You might have heard the recent announcement that the wealth of the 85 richest people on earth now equals the altogether ‘wealth’ of the 3,5 billion of earth’s poorest inhabitants. In numbers that would be 85 : 3.500.000.000, which I still find a bit beyond comprehension. However, since this is not exactly the place for my notions concerning society and its economic shortcomings, I’d nevertheless like to take this as an opportunity to briefly bring up the dubiousness of distributional justice when it comes to music: Ever wondered who gets what when you buy music? If you grab a tune on iTunes for example, only around half of the money you spent reaches the label that actually releases it and the artist that after all produced the tune. On Beatport it’s even less, merely a third of what you pay really goes to the people who do more for and about the music than just have a program shelf it and offer a few MB of online storage space. Now I know that we’re very accustomed to making the rich wealthier with everything we do, and I also wouldn’t argue that it’s not great to have these platforms around since they have their obvious benefits. I merely would like to suggest that if you want to support an artist more efficiently, consider buying music directly at a label’s own store (or Bandcamp site or whatever) if they have one. Not only is this often cheaper (while the available quality might even be better); I honestly think huge companies like Apple don’t really need the money as much as dnb artists and labels do. Plus you gain good karma.
In the best case of course you can even get the stuff for free, and while you can buy Paimon & Place 2B’s Red EP in most stores, you can also grab it for a brief feeling of uncertainty when clicking a green button on an utterly Cyrillic website. (In case you can read Russian it’s even free at all.) Either way, what you get is a pre-programmed sonic time machine in the form of five tracks – and quite a ride.
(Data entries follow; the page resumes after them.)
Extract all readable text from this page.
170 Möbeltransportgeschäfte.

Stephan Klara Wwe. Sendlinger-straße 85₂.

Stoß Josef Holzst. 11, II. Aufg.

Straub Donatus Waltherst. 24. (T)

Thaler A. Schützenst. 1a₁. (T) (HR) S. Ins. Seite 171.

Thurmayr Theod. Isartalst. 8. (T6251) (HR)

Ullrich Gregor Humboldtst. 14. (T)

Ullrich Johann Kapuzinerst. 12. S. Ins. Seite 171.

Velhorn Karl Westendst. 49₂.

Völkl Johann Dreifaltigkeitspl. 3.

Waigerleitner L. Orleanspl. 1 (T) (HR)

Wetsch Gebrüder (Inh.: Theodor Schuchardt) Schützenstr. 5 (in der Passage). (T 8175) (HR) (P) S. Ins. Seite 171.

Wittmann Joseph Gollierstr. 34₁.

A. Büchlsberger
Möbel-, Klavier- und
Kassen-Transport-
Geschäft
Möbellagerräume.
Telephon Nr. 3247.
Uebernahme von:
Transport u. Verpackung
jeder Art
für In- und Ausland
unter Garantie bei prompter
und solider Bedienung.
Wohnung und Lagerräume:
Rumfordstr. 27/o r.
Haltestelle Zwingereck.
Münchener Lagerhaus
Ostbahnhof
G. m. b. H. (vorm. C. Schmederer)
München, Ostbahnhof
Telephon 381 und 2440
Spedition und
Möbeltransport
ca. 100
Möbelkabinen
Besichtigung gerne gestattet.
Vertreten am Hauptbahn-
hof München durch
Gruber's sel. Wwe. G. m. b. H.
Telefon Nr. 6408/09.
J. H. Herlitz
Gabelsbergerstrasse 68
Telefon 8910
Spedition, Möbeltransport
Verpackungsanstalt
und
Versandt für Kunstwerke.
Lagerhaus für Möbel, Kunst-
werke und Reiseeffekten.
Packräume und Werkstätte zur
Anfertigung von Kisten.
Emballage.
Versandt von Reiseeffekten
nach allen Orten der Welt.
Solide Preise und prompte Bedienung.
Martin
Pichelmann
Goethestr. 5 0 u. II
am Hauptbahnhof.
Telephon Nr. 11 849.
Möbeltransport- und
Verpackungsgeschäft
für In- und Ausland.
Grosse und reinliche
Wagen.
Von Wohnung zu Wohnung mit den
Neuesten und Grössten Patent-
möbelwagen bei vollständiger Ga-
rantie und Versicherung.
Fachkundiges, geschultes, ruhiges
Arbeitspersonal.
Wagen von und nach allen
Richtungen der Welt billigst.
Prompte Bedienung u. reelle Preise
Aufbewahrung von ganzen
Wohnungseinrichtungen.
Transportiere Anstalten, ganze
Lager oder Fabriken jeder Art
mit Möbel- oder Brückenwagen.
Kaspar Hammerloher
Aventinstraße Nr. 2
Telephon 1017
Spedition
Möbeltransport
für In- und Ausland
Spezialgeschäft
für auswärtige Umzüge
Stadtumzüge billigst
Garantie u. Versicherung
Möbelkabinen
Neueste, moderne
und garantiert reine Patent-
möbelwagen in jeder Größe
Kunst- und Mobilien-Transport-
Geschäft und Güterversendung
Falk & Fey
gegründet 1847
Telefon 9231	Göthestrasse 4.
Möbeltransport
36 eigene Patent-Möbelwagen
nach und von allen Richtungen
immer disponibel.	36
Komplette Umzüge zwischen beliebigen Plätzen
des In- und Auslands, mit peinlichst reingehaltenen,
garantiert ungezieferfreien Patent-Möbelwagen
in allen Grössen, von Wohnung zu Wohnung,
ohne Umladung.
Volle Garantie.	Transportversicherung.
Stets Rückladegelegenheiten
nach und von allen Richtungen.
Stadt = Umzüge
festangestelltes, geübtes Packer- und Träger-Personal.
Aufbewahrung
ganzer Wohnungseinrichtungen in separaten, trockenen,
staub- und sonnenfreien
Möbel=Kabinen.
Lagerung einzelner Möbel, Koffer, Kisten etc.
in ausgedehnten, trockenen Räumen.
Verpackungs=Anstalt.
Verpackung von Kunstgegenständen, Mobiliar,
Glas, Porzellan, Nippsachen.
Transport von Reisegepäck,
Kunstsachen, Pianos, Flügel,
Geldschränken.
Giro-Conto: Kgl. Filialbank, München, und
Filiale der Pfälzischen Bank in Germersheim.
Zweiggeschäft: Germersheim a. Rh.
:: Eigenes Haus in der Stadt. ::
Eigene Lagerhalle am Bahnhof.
The first two tunes go back to the likes of Noisia and Spor around 2007, and I mean this in the best possible sense: Pounding breaks, an agitated bass organism, some melodic ridge walks and tons of stuff going on in the background make Red and especially the fabulous The First two blazing and funky children of a time not only I hold dear. The upcoming Secret Message is a deeper if a trifle muddier affair, and while retaining the groove and a proper sense of engagement and progression, this development does lead the way to the concluding Christy and Heroin and therefore even further back in time than you probably intent to go. Well, time travelling has never been completely free of inconvenience, yet with the EP’s other half more than making up for it I reckon one should really risk the click.
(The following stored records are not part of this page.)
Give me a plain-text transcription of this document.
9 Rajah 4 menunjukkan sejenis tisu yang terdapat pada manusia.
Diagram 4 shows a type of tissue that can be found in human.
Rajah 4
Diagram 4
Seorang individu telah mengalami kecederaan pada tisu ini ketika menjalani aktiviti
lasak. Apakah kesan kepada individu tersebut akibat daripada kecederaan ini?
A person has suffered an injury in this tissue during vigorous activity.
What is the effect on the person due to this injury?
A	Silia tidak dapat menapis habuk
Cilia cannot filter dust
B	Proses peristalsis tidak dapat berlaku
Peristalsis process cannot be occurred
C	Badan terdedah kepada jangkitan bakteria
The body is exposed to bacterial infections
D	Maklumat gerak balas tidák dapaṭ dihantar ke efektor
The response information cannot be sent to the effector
Paimon, Place 2B – Red EP (TAMRECORDS)
In case you’re looking for something a little more heavy and haven’t already, you should also check out Place 2B and Paimon’s other creative output which they present together with Garud under the alias Teddy Killerz. They recently released their EP Machine Room that consists of three dnb tunes and the mad electro house track Drunk Fairy (nominated for best title-song correlation in 2014). On the dnb end we primarily find the immense Machine Room whose half-time part alone is so heavy, I’d never have imagined funk could lift it – let alone make it dance. The following collab with Nphonix, Burning, comes as a mixture of military urge and b-movie suspension before culminating into a rather straightforward bashing experience; the deeper and groovy Z concludes the trio, and our view on this overall pretty wicked affair. Oh, by the way, you could get this one from Bad Taste’s own webshop and even save a little… [At this point I feel the need to emphasize that this is merely meant as a reminder and I am not on their payroll. – S.]
Teddy Killerz – Machine Room Level One (Bad Taste Recordings)
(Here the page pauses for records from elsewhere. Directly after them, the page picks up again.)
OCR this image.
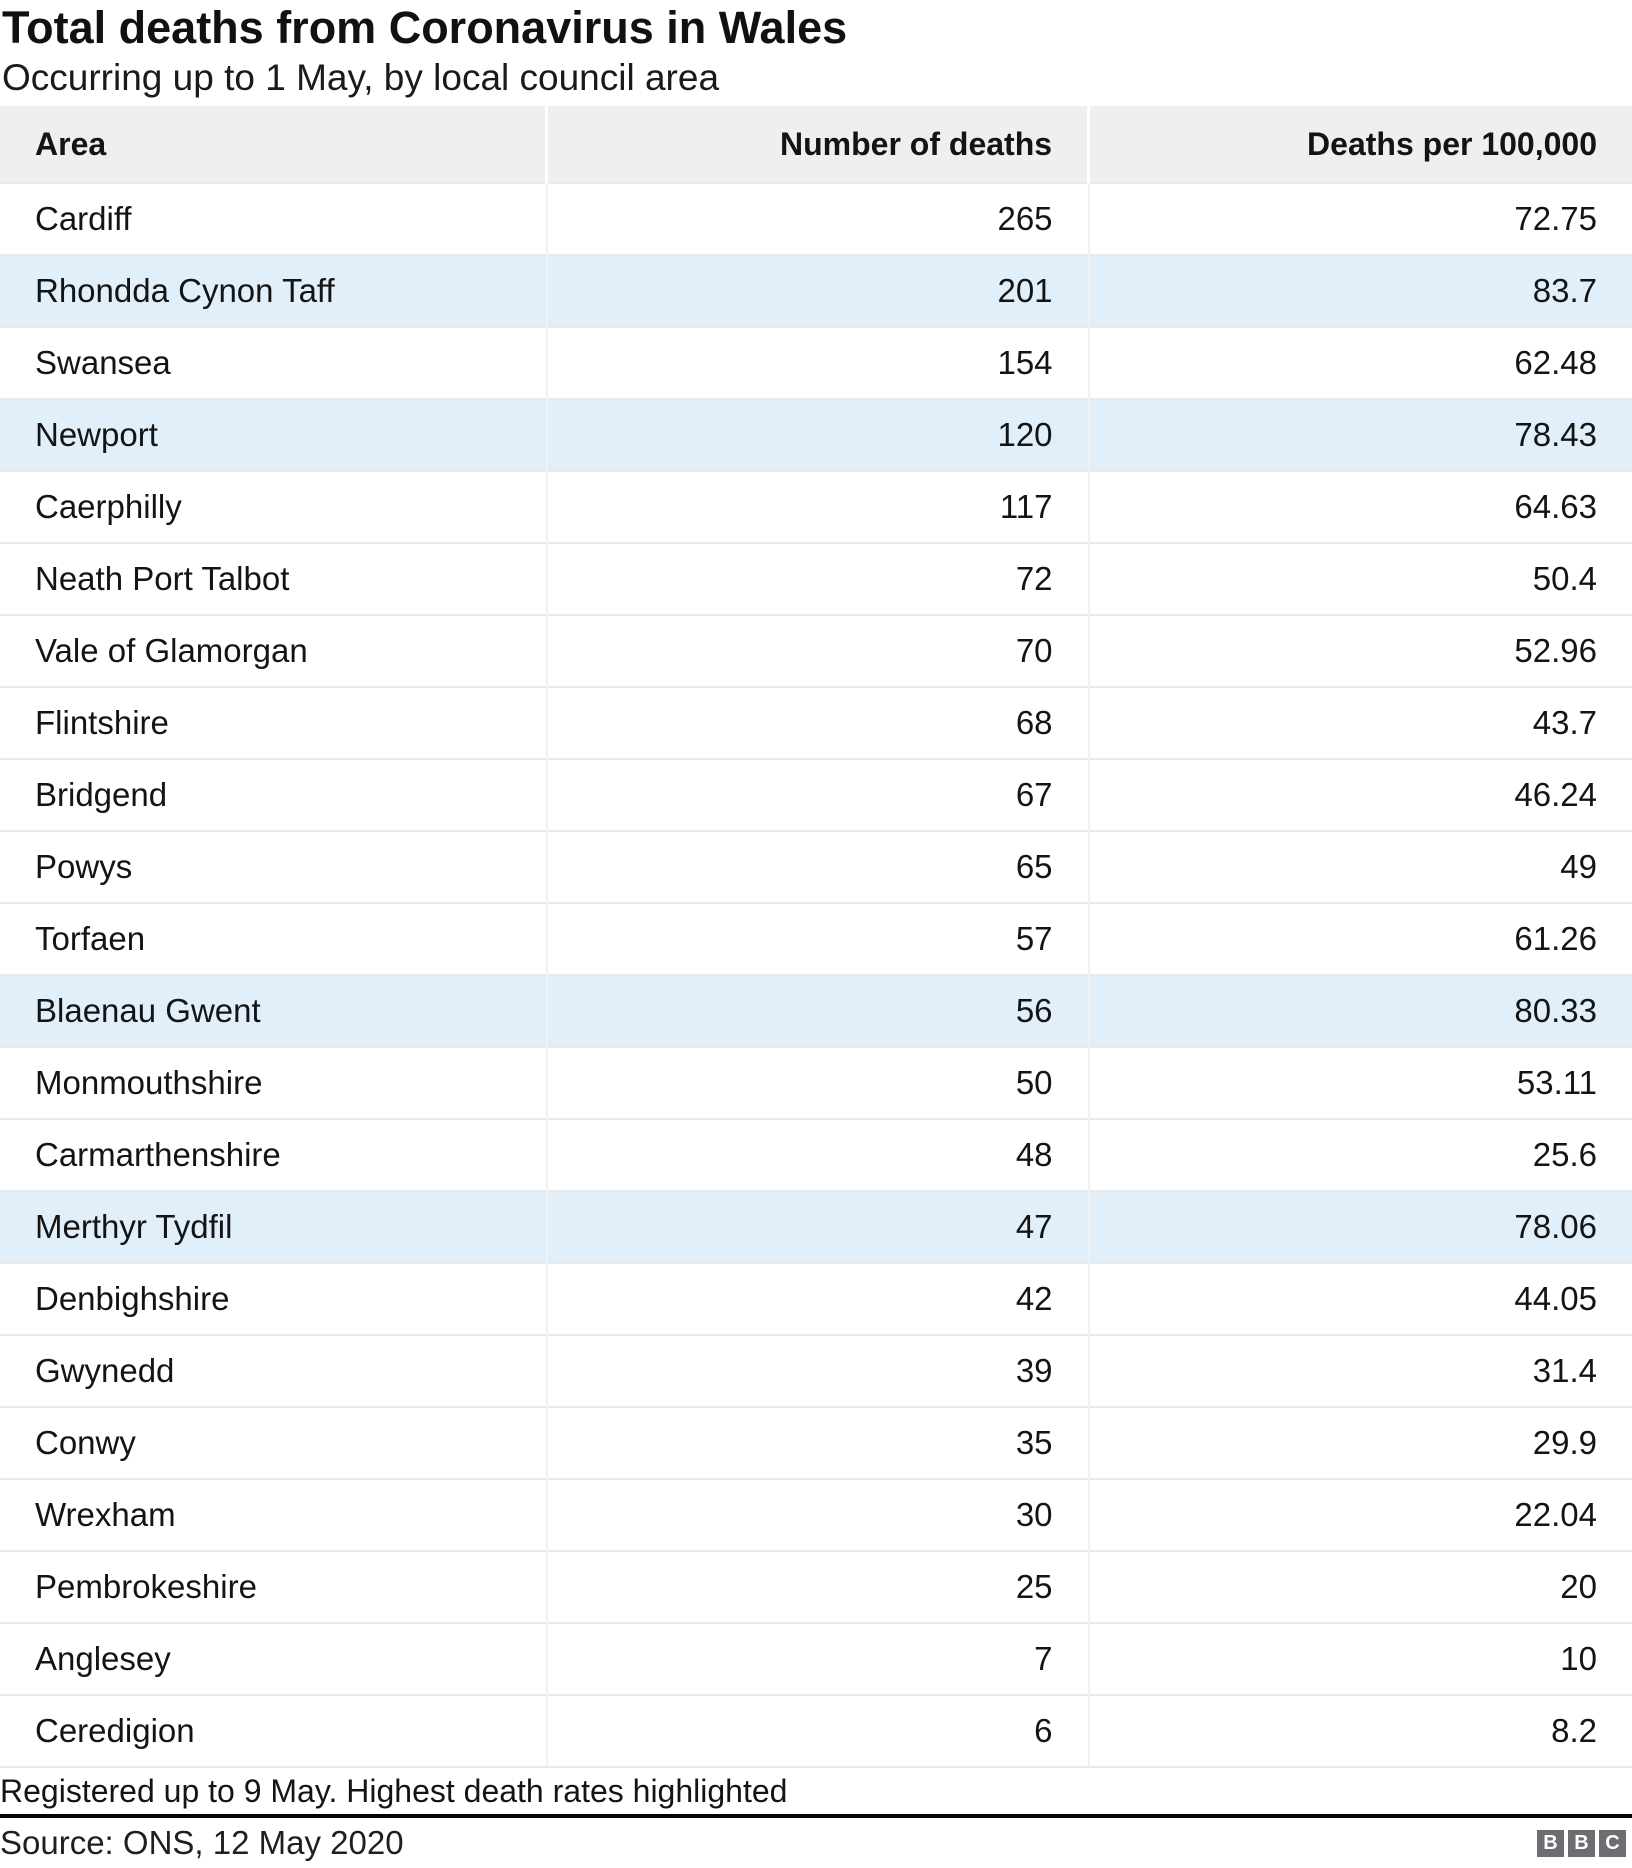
Total deaths from Coronavirus in Wales
Occurring up to 1 May, by local council area
Area	Number of deaths	Deaths per 100,000
Cardiff	265	72.75
Rhondda Cynon Taff	201	83.7
Swansea	154	62.48
Newport	120	78.43
Caerphilly	117	64.63
Neath Port Talbot	72	50.4
Vale of Glamorgan	70	52.96
Flintshire	68	43.7
Bridgend	67	46.24
Powys	65	49
Torfaen	57	61.26
Blaenau Gwent	56	80.33
Monmouthshire	50	53.11
Carmarthenshire	48	25.6
Merthyr Tydfil	47	78.06
Denbighshire	42	44.05
Gwynedd	39	31.4
Conwy	35	29.9
Wrexham	30	22.04
Pembrokeshire	25	20
Anglesey	7	10
Ceredigion	6	8.2
Registered up to 9 May. Highest death rates highlighted
Source: ONS, 12 May 2020	B B C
Finally we have the two track Torch EP from Disturbed, featuring fine neurofunk from Trilo and Computerartist. Trilo’s Vexation delights with its drive (though it might have gained from another layer of something happening), yet it is Computerartist’s flip Torch why anyone in favour of honest drums and rockier riffs should really consider this slim EP. The one or other Virus classic might come to mind as the gritty eight note salvos of gnarly bass slowly start tearing through the aether, and while layer upon layer of pressure and energy stratifies and ever-thickens the dense and enthralling motion of sound, you suddenly realize you’re way too inside this relentless machinery of twostep and trance (-in the bodily sense, not necessarily the musical). My advice? Get this tune, it will want to make you go on forever.